The COVID-19 pandemic has underscored the need for a fast response to novel infectious diseases, including in the area of drug design. Some methods emphasize the rapid development of a novel drug or vaccine when a virus is detected. Other methods propose the adoption of broader antivirals that target common weaknesses across many viruses, including strains that are today unknown or nonexistent. However, these methods come with risks. For one, upon increased exposure to novel drugs, viruses might acquire increased antiviral resistance, leading to a viral “superbug” that modern medicine cannot easily curtail. For another, viruses comprise a significant portion of the human microbiome [8]. Any broad-spectrum antiviral must be carefully tuned to target undesirable viruses without damaging the microbiome.

References 

[1] Vaccines for COVID-19. Centers for Disease Control and Prevention. Retrieved from https://www.cdc.gov/coronavirus/2019-ncov/vaccines/index.html.  

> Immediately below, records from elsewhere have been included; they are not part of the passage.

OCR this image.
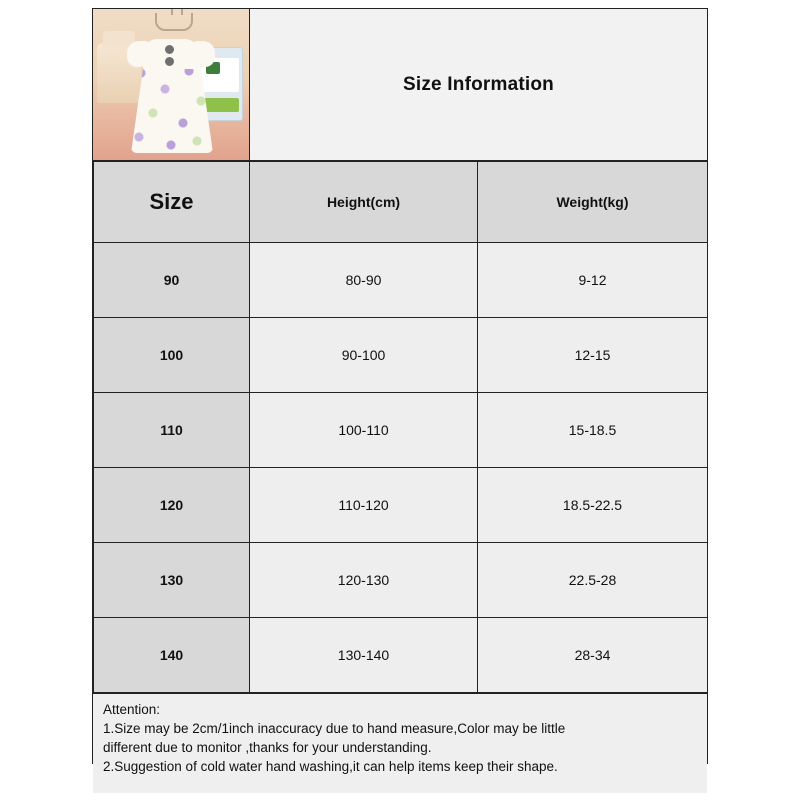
Size Information
Size	Height(cm)	Weight(kg)
90	80-90	9-12
100	90-100	12-15
110	100-110	15-18.5
120	110-120	18.5-22.5
130	120-130	22.5-28
140	130-140	28-34
Attention:
1.Size may be 2cm/1inch inaccuracy due to hand measure,Color may be little
different due to monitor ,thanks for your understanding.
2.Suggestion of cold water hand washing,it can help items keep their shape.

[2] N. E. Kohl, et al. Active Human Immunodeficiency Virus Protease is Required for Viral Infectivity. Proceedings of the National Academy of Sciences 1988; 85: 13. URL: https://www.pnas.org/content/pnas/85/13/4686.full.pdf.  

[3] M. Kanekiyo, et al. Self-assembling Influenza Nanoparticle Vaccines Elicit Broadly Neutralizing H1N1 Antibodies. Nature 2013; 499. DOI:10.1038/nature12202.  

[4] A. Roldão, et al. Virus-like Particles in Vaccine Development. Expert Review of Vaccines 2010; 9: 10. DOI:10.1586/erv.10.115.  

[5] M. S. Murgueitio, et al. In Silico Virtual Screening Approaches for Anti-viral Drug Discovery. Drug Discovery Today: Technologies 2012; 9: 3. DOI:10.1016/j.ddtec.2012.07.009.  

[6] Y. Furuta, et al. Favipiravir (T-705), a Novel Viral RNA Polymerase Inhibitor. Antiviral Research 2013; 100: 2. DOI:10.1016/j.antiviral.2013.09.015.  

[7] T. H. Rider, et al. Broad-spectrum Antiviral Therapeutics. PLOS One 2011. DOI:10.1371/journal.pone.0022572.  

[8] S. R. Abeles and D. T. Pride. Molecular Bases and Role of Viruses in the Human Microbiome. Journal of Molecular Biology 2014; 426: 23. DOI:10.1016/j.jmb.2014.07.002.